Michael Dougherty and Dan Harris's screenplay lays on the Christian symbolism a little thick. Superman, we are told, is everybody's savior who will always be around. I should also mention some of the good aspects of the script. Superman is much more a three-dimensional person in this film and goes through some very human moments. In addition, Lois Lane is the vertex of a love triangle between Superman and Richard White (James Marsden), Perry White's nephew. The standard cliché would be to make Richard an obviously bad choice. In fact, Richard is a very decent person and also a good member of the team.

I suppose this is a reasonable attempt to jump-start the series again. I would rate it as better than were three of the four Christopher Reeve Superman outings. BATMAN BEGINS, however, did a much better job in restarting its series. There was a lot that was wrong with the plot of SUPERMAN RETURNS, but I will go into that in a spoiler section after the review. I rate SUPERMAN RETURNS a low +1 on the -4 to +4 scale or 5/10.

SPOILER WARNING...

These are additional script problems bothered me about the film.
-- I thought Superman flew between planets on his own. Was this crystal spacecraft his original one as a child, or did he build another one? We are not sure how it fits into the plot.
-- This story simply does not need a cannibal dog. Where did that come from?

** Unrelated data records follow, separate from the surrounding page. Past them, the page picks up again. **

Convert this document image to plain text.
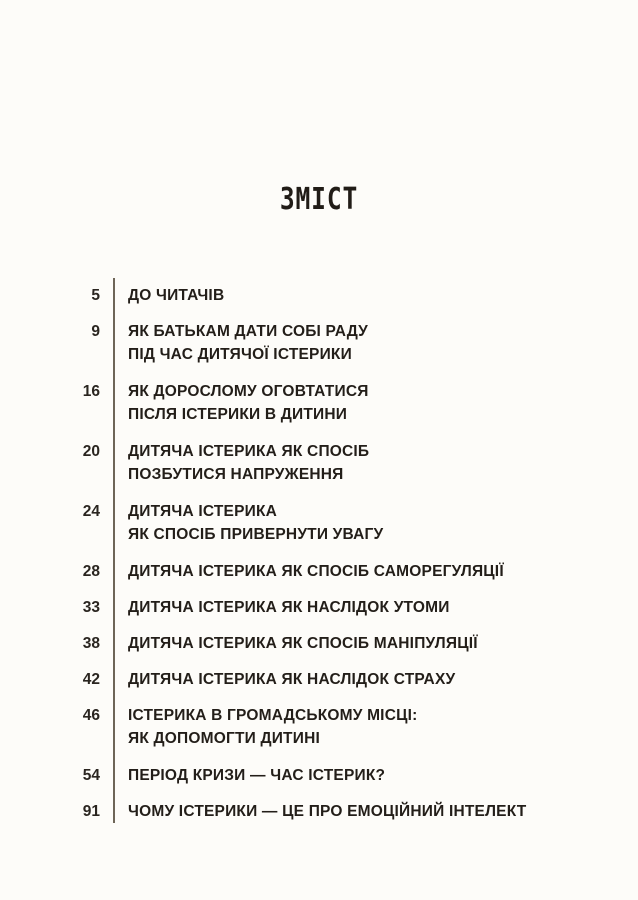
ЗМІСТ
5 ДО ЧИТАЧІВ
9 ЯК БАТЬКАМ ДАТИ СОБІ РАДУ
ПІД ЧАС ДИТЯЧОЇ ІСТЕРИКИ
16 ЯК ДОРОСЛОМУ ОГОВТАТИСЯ
ПІСЛЯ ІСТЕРИКИ В ДИТИНИ
20 ДИТЯЧА ІСТЕРИКА ЯК СПОСІБ
ПОЗБУТИСЯ НАПРУЖЕННЯ
24 ДИТЯЧА ІСТЕРИКА
ЯК СПОСІБ ПРИВЕРНУТИ УВАГУ
28 ДИТЯЧА ІСТЕРИКА ЯК СПОСІБ САМОРЕГУЛЯЦІЇ
33 ДИТЯЧА ІСТЕРИКА ЯК НАСЛІДОК УТОМИ
38 ДИТЯЧА ІСТЕРИКА ЯК СПОСІБ МАНІПУЛЯЦІЇ
42 ДИТЯЧА ІСТЕРИКА ЯК НАСЛІДОК СТРАХУ
46 ІСТЕРИКА В ГРОМАДСЬКОМУ МІСЦІ:
ЯК ДОПОМОГТИ ДИТИНІ
54 ПЕРІОД КРИЗИ — ЧАС ІСТЕРИК?
91 ЧОМУ ІСТЕРИКИ — ЦЕ ПРО ЕМОЦІЙНИЙ ІНТЕЛЕКТ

-- EMP (Electro-magnetic pulse) would simply destroy all the computers in range and lots else beside. These computers just seemed to go away for a few minutes and then return to the exact screens they left.

-- I might believe that Lois Lane would break into a boat where she thinks some evil doing is going on. Would the door be left open for her? Would she bring her young son into danger with her?

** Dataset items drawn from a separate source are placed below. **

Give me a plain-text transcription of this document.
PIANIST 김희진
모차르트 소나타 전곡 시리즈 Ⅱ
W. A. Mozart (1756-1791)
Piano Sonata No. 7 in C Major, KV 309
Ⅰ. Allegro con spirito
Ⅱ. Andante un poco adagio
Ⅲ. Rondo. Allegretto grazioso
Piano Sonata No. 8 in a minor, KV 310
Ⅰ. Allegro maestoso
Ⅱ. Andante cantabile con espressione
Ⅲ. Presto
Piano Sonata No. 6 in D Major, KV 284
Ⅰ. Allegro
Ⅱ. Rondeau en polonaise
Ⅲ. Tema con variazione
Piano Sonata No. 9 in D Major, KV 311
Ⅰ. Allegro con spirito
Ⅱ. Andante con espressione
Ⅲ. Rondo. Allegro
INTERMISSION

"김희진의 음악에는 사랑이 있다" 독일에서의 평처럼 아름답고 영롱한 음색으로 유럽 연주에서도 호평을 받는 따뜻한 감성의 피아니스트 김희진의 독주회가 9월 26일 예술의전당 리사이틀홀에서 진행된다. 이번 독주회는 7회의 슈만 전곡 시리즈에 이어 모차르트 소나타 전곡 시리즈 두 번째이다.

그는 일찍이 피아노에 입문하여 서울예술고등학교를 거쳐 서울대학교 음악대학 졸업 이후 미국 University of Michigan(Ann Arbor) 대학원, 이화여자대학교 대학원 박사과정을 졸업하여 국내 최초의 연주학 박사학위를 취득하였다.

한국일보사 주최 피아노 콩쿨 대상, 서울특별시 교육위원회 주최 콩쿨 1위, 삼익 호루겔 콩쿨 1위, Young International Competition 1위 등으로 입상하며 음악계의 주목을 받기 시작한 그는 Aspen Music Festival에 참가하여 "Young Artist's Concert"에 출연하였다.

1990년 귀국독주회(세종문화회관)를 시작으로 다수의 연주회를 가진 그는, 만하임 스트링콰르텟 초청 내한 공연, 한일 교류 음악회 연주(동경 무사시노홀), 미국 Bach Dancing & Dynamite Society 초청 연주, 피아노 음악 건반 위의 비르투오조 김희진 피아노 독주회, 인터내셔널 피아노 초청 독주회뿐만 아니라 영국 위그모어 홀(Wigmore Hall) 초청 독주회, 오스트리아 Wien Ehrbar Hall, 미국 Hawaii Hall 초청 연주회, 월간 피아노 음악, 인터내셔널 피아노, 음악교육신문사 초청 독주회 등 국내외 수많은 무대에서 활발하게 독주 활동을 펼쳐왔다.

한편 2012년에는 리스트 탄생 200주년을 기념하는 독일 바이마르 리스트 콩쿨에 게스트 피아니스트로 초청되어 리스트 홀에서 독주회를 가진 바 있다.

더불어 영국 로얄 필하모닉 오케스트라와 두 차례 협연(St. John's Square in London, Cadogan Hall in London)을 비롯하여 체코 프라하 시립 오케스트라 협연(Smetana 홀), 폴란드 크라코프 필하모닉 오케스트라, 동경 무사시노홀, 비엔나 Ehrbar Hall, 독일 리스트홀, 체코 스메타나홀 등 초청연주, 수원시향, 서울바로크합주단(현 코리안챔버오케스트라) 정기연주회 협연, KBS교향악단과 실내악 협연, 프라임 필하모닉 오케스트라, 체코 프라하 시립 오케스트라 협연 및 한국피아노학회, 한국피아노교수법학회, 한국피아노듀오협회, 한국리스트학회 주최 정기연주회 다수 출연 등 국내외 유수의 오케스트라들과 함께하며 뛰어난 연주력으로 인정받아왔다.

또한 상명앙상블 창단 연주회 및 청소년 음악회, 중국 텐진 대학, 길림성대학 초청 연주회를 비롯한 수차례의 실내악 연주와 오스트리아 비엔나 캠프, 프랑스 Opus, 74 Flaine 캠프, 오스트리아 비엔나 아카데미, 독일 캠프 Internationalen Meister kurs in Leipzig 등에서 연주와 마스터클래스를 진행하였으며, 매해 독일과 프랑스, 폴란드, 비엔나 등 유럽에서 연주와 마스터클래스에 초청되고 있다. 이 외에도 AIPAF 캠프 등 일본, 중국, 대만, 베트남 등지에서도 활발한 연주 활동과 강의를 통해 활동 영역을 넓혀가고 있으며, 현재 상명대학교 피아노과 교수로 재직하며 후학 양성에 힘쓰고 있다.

-- What kind of a hoodlum is assigned to watch two prisoners and then sits down to play a piano (!) with one where he cannot see the other?

-- The Man of Steel is going to have sex with a human partner? Think of all the problems that causes. First they are not even the same species. Then he is the Man of Steel. Wouldn't she be ripped apart? Larry Niven wrote "Man of Steel, Woman of Kleenex" a collection of the problems such a union would have.
<http://www.rawbw.com/~svw/superman.html>

-- Superman flies up an elevator shaft and the next thing we see he is out of the building. What does he do, fly through the roof? I doubt the top of the shaft is open to the weather.
-- There is a huge disaster happening in Metropolis. Is saving Lois Lane and a couple of other people really the best use of his powers? Hundreds or thousands may be dying. Isn't he more needed elsewhere?